P( -a / 7 < Z < a / 7) = 0.34
P(Z < a / 7) - P(Z < -a / 7) = 0.34
ϕ (a/7) - ϕ(-a/7) = 0.34
2 ϕ(a/7) - 1 = 0.34
ϕ(a/7) = 1.34/2

Use normal distribution tables,

a = 3.08

So the upper limit of time will be 100+3.08 = 103.08 ~ 103.1 min
lowe limit of time wll be 100-3.08 =96.92 ~ 96.9 min

Credit goes to : Rizwan Javed

 

[Saad the Paki]

μ = 100 min
σ = 7 min


X -> journey times of a certain car in the given journey.
Let the lower limit of times to be termed as standard to be μ - a and upper limit to be μ + a
P(μ - a < X < μ + a)
standardizing X, using Z = X - μ /σ

P( -a / 7 < Z < a / 7) = 0.34
P(Z < a / 7) - P(Z < -a / 7) = 0.34
ϕ (a/7) - ϕ(-a/7) = 0.34
2 ϕ(a/7) - 1 = 0.34
ϕ(a/7) = 1.34/2

Use normal distribution tables,

a = 3.08

So the upper limit of time will be 100+3.08 = 103.08 ~ 103.1 min
lowe limit of time wll be 100-3.08 =96.92 ~ 96.9 min

Credit goes to : Rizwan Javed

Wow this is great! Thank you (both of you)

 

[sj0007]

Ooh kay. Thank you!

 

[leenz98]

Someone please explain Q5 part iii. Since X=0 why won't it be 12C0*(0.20)^0 * (0.8)^12
Also any trips and tricks on how to solve the permutations and combination questions like question 6

 

[leenz98]

In the first part why isn't 4C2*9C2*2C2 the right way to get to the answer since we have to choose from 4 9 and 2 types of tress?
And part iiii as well please explain.

 

[leenz98]

For this question p= 5/12 and q= 7/12. Can anyone explain what's wrong with how I am doing it.
1-(12C0*(5/12)^0 * (7/12)^12 + 12C1* (5/12)^1 * (7/12)^11)

 

[Saad the Paki]

For this question p= 5/12 and q= 7/12. Can anyone explain what's wrong with how I am doing it.
1-(12C0*(5/12)^0 * (7/12)^12 + 12C1* (5/12)^1 * (7/12)^11)

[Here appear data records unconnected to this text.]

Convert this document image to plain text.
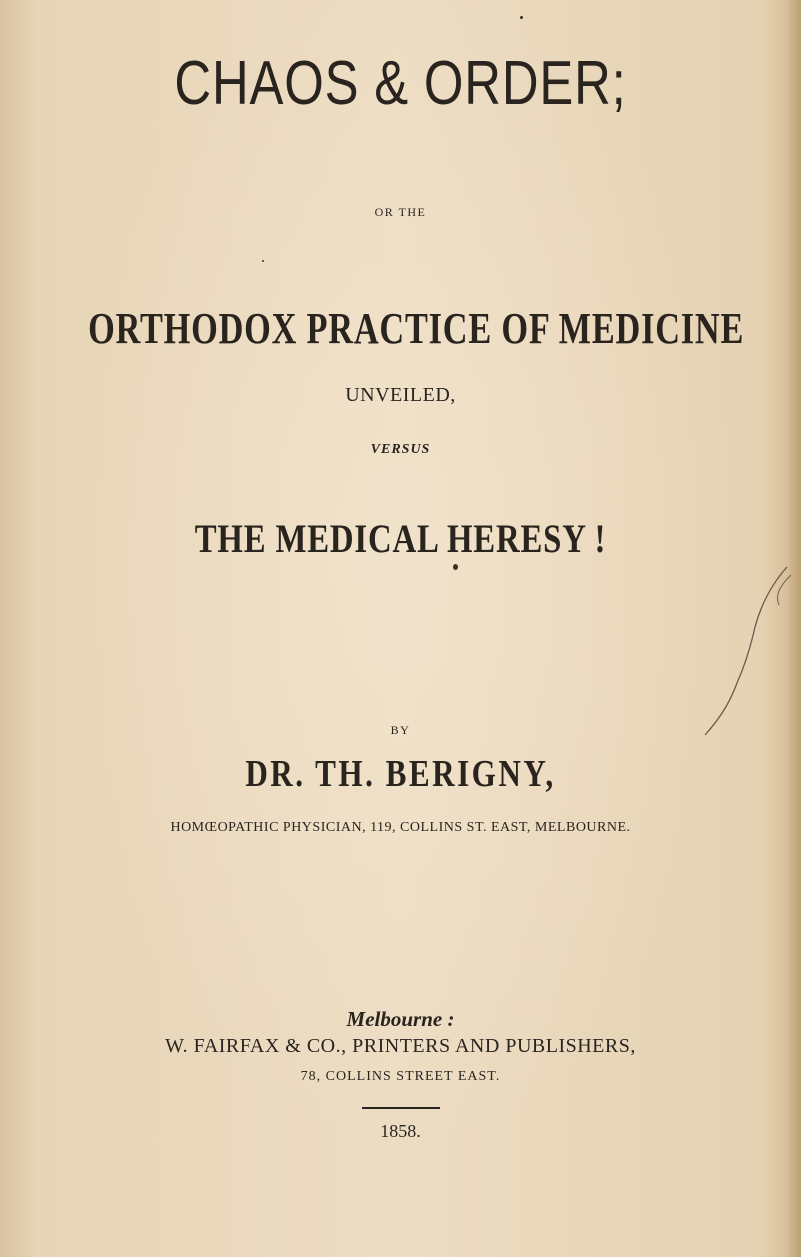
CHAOS & ORDER;
OR THE
ORTHODOX PRACTICE OF MEDICINE
UNVEILED,
VERSUS
THE MEDICAL HERESY !
BY
DR. TH. BERIGNY,
HOMŒOPATHIC PHYSICIAN, 119, COLLINS ST. EAST, MELBOURNE.
Melbourne :
W. FAIRFAX & CO., PRINTERS AND PUBLISHERS,
78, COLLINS STREET EAST.
1858.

It won't be 12C0 or 12C1 it will be 3C0 and 3C1 as the newspaper is delivered to 3 houses not 12

 

[Saad the Paki]

In the first part why isn't 4C2*9C2*2C2 the right way to get to the answer since we have to choose from 4 9 and 2 types of tress?
And part iiii as well please explain.

I suck at permutations and combinations as well so sorry can't help u there

 

[leenz98]

I suck at permutations and combinations as well so sorry can't help u there

Still appreciate the fact that you replied.
We literally studied the whole s1 in like 15 days and I can't make heads or toes of it now.

 

[Rizwan Javed]

In the first part why isn't 4C2*9C2*2C2 the right way to get to the answer since we have to choose from 4 9 and 2 types of tress?
And part iiii as well please explain.

What are the answers? I'll post the solutions if my answers will be correct.